Quand les grands reporters de presse écrite s’en vont c’est un moment de ce qui a fait le journalisme du papier qui s’en va. Ainsi récemment avec deux grands disparus ; Jean-Claude Guillebaud et Maurice Denuzière. Le premier avait fait ses débuts à Sud-Ouest avant d’aller au Monde en 1972. C’est à Sud-Ouest qu’il avait obtenu le prestigieux prix Albert-Londres. Maurice Denuzière fit ses premiers pas de journaliste au Progrès de Lyon avant de se faire recruter par Pierre Lazarref à France Soir. Et à partir de 1962 il devint grand reporter au Monde.

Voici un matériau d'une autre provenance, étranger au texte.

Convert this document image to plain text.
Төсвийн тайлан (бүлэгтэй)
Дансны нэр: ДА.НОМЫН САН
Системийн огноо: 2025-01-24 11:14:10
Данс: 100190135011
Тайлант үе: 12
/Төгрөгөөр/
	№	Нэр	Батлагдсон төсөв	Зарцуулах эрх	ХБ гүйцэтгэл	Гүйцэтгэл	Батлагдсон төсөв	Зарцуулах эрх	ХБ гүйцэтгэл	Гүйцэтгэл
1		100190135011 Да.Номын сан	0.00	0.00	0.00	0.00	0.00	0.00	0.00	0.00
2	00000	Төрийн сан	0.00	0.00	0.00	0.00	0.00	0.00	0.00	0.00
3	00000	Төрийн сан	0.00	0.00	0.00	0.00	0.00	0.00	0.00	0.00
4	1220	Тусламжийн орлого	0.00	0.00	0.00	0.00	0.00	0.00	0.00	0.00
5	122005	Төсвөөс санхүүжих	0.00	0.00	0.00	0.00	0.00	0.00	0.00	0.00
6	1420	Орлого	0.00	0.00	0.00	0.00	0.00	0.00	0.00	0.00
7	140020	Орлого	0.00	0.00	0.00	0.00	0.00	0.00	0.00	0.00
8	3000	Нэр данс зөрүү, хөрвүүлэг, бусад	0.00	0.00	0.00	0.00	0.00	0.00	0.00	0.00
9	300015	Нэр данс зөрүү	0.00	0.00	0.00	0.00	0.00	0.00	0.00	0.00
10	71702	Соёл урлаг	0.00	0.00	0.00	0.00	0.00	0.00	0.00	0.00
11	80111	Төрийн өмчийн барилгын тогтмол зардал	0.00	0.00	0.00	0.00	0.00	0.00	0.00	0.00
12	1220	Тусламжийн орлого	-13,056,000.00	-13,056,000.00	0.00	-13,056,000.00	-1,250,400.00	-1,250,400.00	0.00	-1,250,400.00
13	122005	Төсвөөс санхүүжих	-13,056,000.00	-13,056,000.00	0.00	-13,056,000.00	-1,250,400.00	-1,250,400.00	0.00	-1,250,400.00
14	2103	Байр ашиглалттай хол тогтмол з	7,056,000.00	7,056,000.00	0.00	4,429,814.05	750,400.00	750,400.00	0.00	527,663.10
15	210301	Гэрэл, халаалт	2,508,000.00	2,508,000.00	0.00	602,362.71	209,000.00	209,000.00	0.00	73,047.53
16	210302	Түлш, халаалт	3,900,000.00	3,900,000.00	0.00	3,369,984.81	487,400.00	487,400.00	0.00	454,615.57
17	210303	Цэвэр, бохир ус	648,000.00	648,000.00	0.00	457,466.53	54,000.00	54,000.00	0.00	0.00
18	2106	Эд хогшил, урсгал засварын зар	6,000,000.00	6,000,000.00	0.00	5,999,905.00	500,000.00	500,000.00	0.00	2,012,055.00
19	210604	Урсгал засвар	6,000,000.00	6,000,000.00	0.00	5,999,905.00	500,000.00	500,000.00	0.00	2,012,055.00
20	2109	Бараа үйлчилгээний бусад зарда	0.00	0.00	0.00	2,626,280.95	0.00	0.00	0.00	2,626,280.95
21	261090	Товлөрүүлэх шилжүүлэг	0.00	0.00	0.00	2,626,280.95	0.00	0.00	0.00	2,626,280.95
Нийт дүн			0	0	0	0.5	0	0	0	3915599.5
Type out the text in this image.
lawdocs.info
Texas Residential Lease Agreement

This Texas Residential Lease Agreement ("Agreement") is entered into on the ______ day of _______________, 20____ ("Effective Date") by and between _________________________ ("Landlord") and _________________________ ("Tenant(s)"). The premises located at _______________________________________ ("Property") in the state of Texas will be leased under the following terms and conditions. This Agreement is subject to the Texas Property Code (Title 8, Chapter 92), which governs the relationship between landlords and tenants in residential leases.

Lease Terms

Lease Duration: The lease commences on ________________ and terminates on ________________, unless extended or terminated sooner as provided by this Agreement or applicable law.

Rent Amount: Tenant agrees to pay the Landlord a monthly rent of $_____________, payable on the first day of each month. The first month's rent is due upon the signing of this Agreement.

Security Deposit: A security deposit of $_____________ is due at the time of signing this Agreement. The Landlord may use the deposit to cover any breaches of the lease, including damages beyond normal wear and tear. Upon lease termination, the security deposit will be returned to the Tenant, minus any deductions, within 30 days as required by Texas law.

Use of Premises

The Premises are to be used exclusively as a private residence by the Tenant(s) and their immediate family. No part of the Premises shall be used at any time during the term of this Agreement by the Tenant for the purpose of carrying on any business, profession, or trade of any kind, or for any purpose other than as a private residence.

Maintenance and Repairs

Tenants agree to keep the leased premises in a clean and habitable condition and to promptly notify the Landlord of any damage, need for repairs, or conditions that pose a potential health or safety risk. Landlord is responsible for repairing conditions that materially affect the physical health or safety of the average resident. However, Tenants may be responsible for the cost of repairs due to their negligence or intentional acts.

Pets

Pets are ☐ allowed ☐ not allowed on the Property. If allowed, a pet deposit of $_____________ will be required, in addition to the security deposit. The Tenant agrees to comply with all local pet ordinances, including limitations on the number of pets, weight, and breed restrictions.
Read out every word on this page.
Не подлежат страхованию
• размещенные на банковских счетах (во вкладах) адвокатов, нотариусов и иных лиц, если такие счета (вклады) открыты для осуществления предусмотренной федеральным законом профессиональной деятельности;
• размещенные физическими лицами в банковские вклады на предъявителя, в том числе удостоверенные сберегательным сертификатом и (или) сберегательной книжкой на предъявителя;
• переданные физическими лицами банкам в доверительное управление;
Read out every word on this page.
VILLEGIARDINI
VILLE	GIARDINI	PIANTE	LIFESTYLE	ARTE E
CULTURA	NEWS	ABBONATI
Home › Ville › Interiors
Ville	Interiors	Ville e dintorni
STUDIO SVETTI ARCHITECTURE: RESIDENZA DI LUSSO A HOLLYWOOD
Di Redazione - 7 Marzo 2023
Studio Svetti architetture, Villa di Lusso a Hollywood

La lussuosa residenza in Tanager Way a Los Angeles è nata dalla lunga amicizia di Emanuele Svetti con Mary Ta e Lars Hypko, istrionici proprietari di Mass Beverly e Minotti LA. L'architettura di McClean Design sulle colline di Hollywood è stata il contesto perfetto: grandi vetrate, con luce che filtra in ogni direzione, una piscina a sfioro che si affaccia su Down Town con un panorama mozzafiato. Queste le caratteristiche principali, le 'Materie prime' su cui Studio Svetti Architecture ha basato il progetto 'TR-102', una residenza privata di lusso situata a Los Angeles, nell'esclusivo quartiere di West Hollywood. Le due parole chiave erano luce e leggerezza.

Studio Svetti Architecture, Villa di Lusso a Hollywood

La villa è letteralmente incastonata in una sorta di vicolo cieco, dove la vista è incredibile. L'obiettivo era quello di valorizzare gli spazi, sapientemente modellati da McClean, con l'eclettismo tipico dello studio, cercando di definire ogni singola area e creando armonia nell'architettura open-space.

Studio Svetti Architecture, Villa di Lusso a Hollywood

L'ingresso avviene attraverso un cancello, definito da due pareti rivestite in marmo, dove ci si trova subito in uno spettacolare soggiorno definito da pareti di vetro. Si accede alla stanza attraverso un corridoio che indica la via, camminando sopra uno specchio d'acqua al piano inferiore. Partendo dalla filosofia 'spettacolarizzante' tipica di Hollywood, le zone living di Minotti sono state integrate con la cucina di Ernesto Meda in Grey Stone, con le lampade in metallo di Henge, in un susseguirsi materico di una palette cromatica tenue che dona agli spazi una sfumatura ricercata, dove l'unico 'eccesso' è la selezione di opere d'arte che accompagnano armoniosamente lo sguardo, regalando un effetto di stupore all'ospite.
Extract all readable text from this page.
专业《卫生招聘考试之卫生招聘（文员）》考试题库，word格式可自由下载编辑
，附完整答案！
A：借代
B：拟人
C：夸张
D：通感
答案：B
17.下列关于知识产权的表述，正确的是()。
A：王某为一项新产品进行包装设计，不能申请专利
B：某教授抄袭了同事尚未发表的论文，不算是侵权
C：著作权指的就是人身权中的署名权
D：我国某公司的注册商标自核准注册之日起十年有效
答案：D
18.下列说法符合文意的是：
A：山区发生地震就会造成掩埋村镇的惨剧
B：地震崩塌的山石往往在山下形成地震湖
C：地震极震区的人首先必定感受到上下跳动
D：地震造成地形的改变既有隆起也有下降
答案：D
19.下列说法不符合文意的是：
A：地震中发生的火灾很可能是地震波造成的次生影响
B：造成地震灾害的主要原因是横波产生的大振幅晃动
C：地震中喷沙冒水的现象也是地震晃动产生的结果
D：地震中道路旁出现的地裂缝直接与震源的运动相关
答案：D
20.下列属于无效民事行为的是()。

Guillebaud fut un globe-trotter comme on en rencontre peu aujourd’hui, jeune il ressemblait à Tintin et en avait tous les réflexes dont celui de parcourir le monde pour le quotidien de Bordeaux. Et pour Le Monde il bourlingua un peu partout, ciselant des reportages sur le théâtre des guerres, des peuples méconnus ou des lieux mystérieux en digne héritier de Joseph Kessel. Il fut l’auteur remarqué d’un feuilleton durant l’été 1979. Il s’était fixé un défi, aller de la Turquie à l’Asie d’Extrême Orient et raconter au jour le jour en livrant chaque nuit au Monde une page sur sa route du jour. Un grand reportage exceptionnel avec la traversée du désert iranien, les rencontres avec les tribus afghanes, l’exploration de Katmandou et de ses rêves d’une jeunesse qui y voyait la cité du nirvana, la Chine mystérieuse, l’Indochine et les traces de ce que fut l’Empire français.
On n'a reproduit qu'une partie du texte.